Elle ne put s'empêcher de le regarder et de remarquer, à nouveau, qu'il n'avait pas changé. Chichi s'était préoccupée de lui faire enfiler un costume sombre et chic qui s'accordait parfaitement à sa tignasse brune. Pas de cravate pour autant. L'autorité de Chichi avait ses limites.
Tandis qu'il semblait l'ignorer, elle eut un imperceptible mouvement latéral, mûe inconsciemment par le désir brûlant de voir son visage. Il ne bougea pas mais elle s'aperçut qu'il ne fixait plus la fenêtre et avait fermé les yeux, comme si il attendait que ce moment finisse.
A nouveau, elle ouvrit la bouche. « Goten », dit-elle. Du moins, elle crut le dire mais sa voix était si inaudible qu'il n'avait aucune chance d'entendre.
Enhardie par ses yeux fermés, elle continua à détailler son visage. Il y avait quelque chose à dire.
Un bruit de porte derrière Bra interrompit la scène. Elle se retourna pour constater que la petite amie revenait. Comme un coup de fouet, son apparition redonna vigueur à ses pieds qui reprirent leur chemin pour sortir de la cuisine.
Elle évolua un moment au milieu de la foule, sans vraiment capter ce qui se passait ou ce qu'on lui disait, encore confuse de cet embarrassant moment dans la cuisine.
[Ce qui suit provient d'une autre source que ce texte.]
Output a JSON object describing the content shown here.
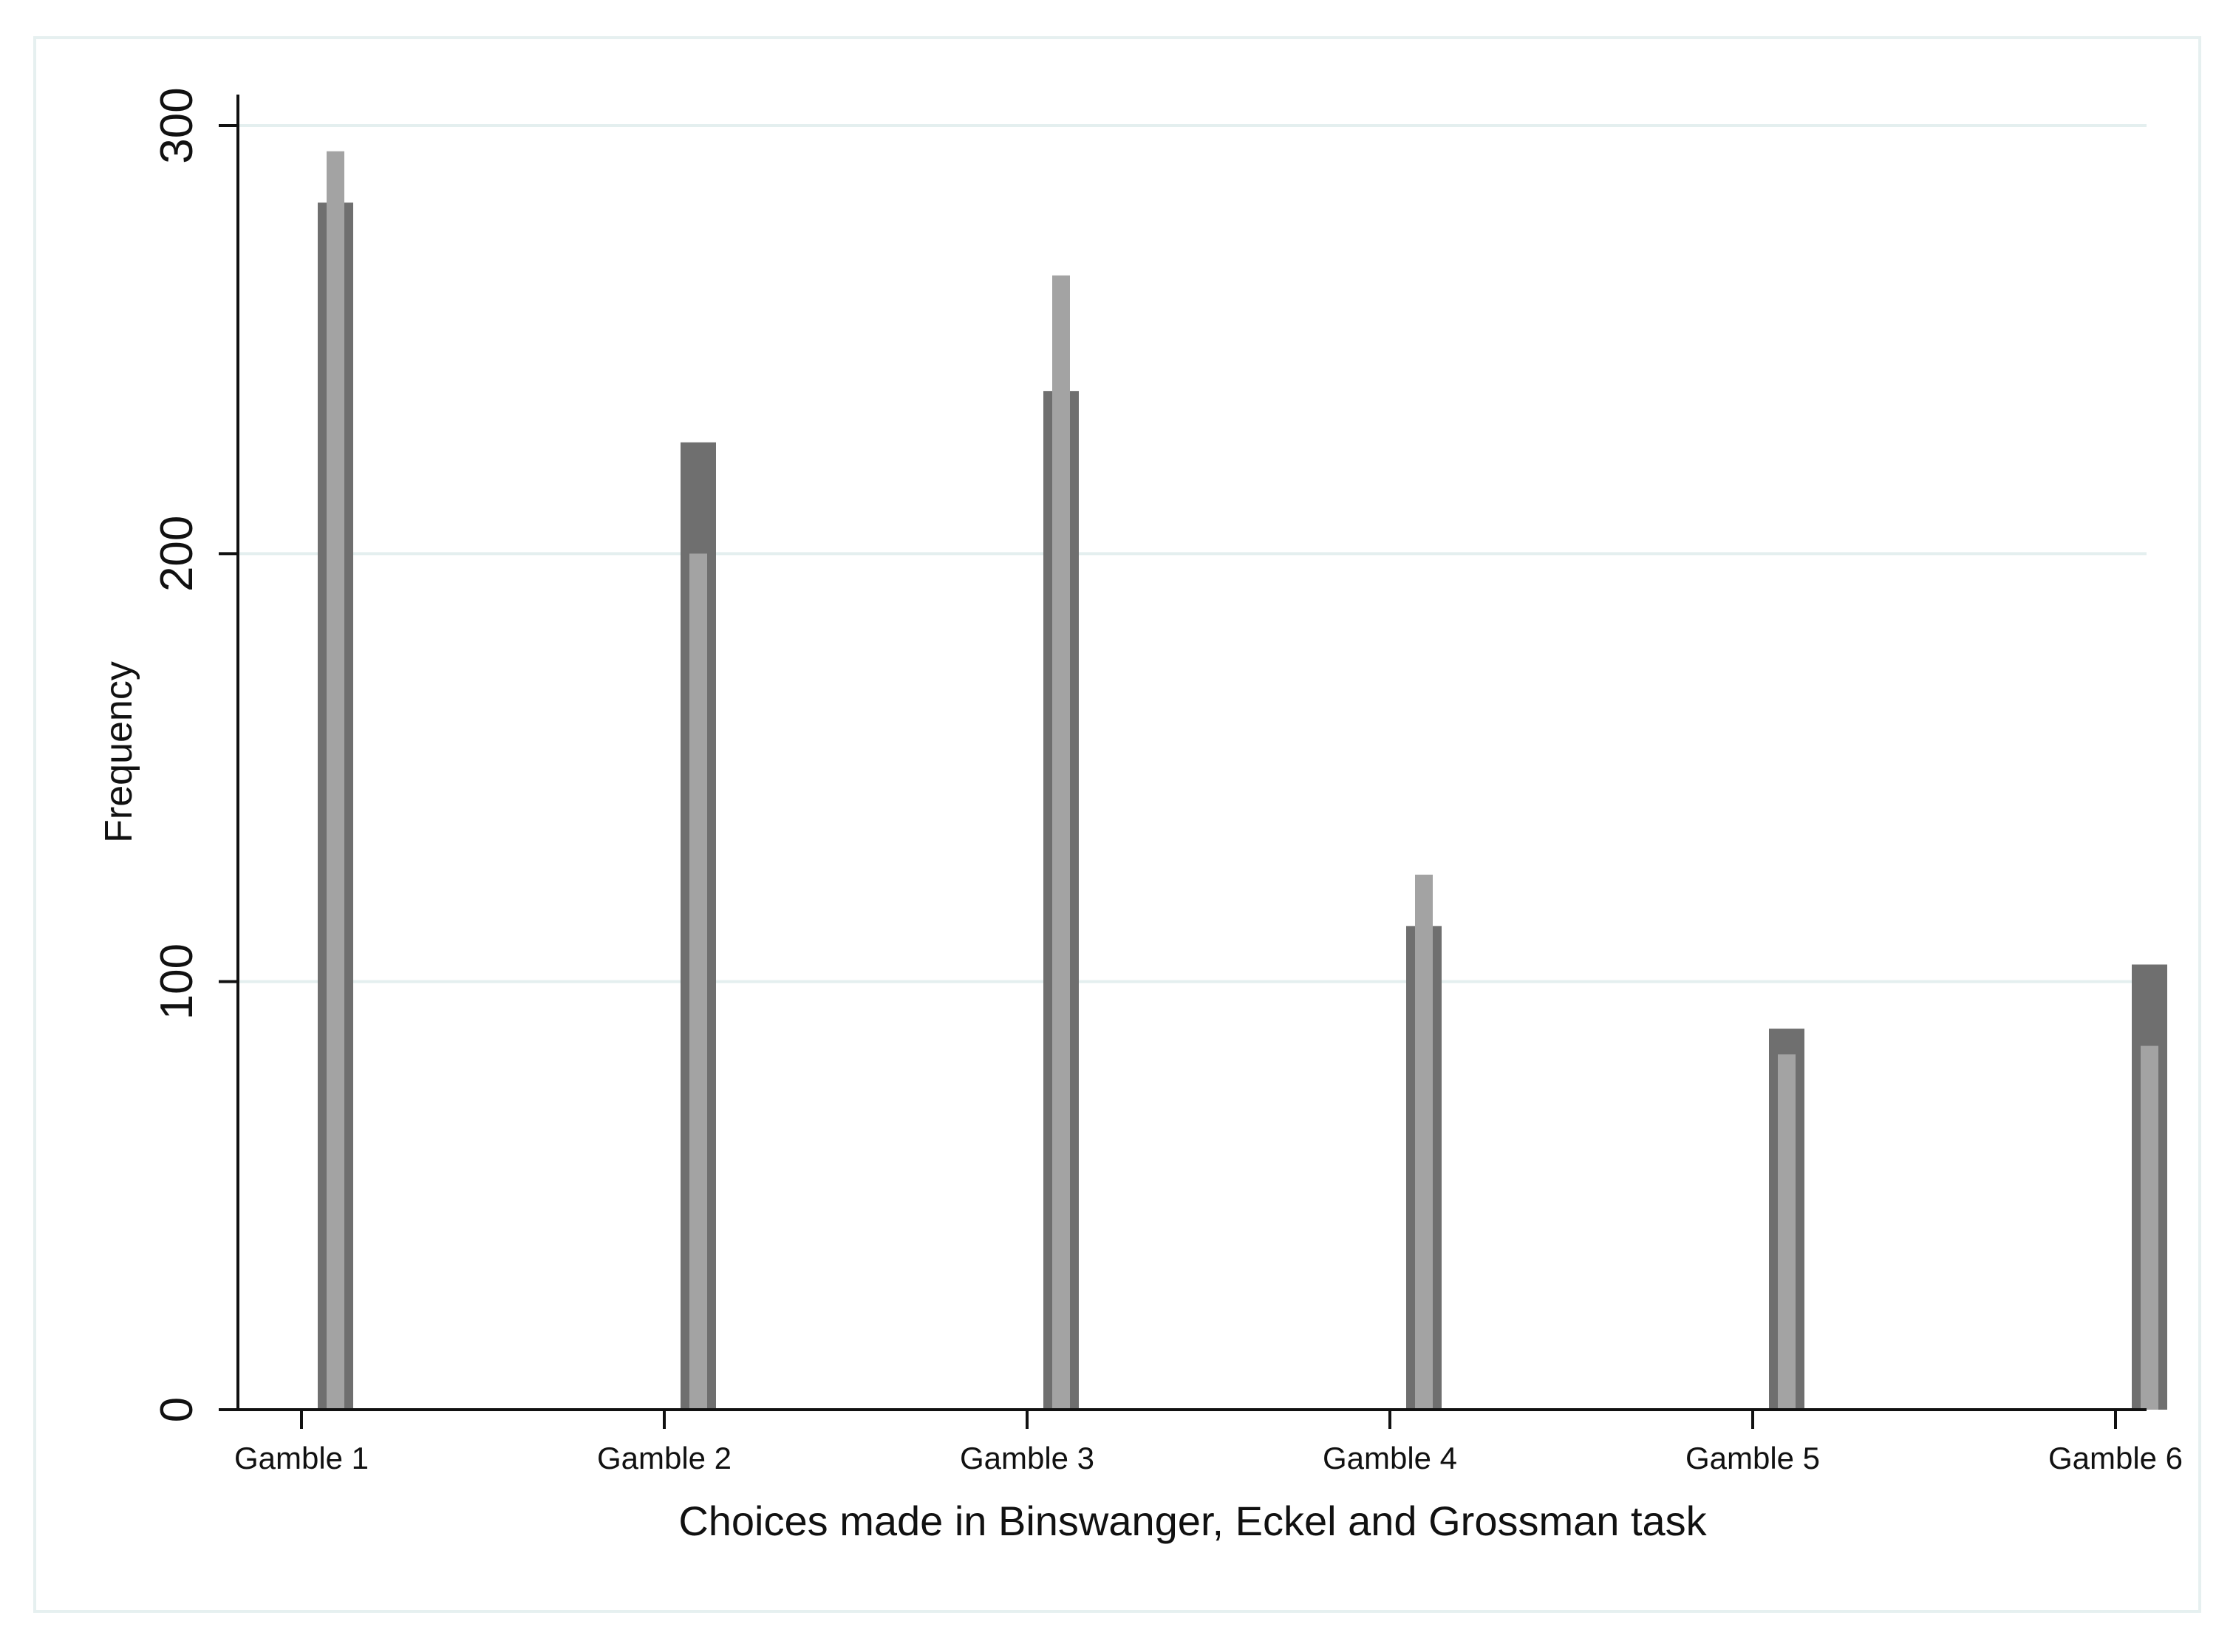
{
  "chart_data": {
    "type": "bar",
    "categories": [
      "Gamble 1",
      "Gamble 2",
      "Gamble 3",
      "Gamble 4",
      "Gamble 5",
      "Gamble 6"
    ],
    "series": [
      {
        "values": [
          282,
          226,
          238,
          113,
          89,
          104
        ]
      },
      {
        "values": [
          294,
          200,
          265,
          125,
          83,
          85
        ]
      }
    ],
    "title": "",
    "xlabel": "Choices made in Binswanger, Eckel and Grossman task",
    "ylabel": "Frequency",
    "ylim": [
      0,
      300
    ],
    "yticks": [
      0,
      100,
      200,
      300
    ],
    "grid": true,
    "legend": "none",
    "colors": {
      "series_dark": "#6f6f6f",
      "series_light": "#a3a3a3",
      "gridline": "#e4efef",
      "frame": "#e6f0f0",
      "axis": "#111111"
    }
  }
}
Incapable de se reconnecter avec la pénible réalité autour d'elle, elle opta pour une retraite judicieuse, sur un canapé dans un coin de la pièce, à côté de son père. Elle s'appuya contre son épaule avec un air somnolent. La fatigue du voyage, l'émotion ambiante, son émotion de revoir Goten, l'avait anéantie.
A un moment, il reparut dans son champ de vison. Il était au milieu d'un groupe de gens qui discutaient avec animation mais sa rétine n'imprimait que lui. Elle aimait son costume. Elle le trouvait lumineux. Pardon.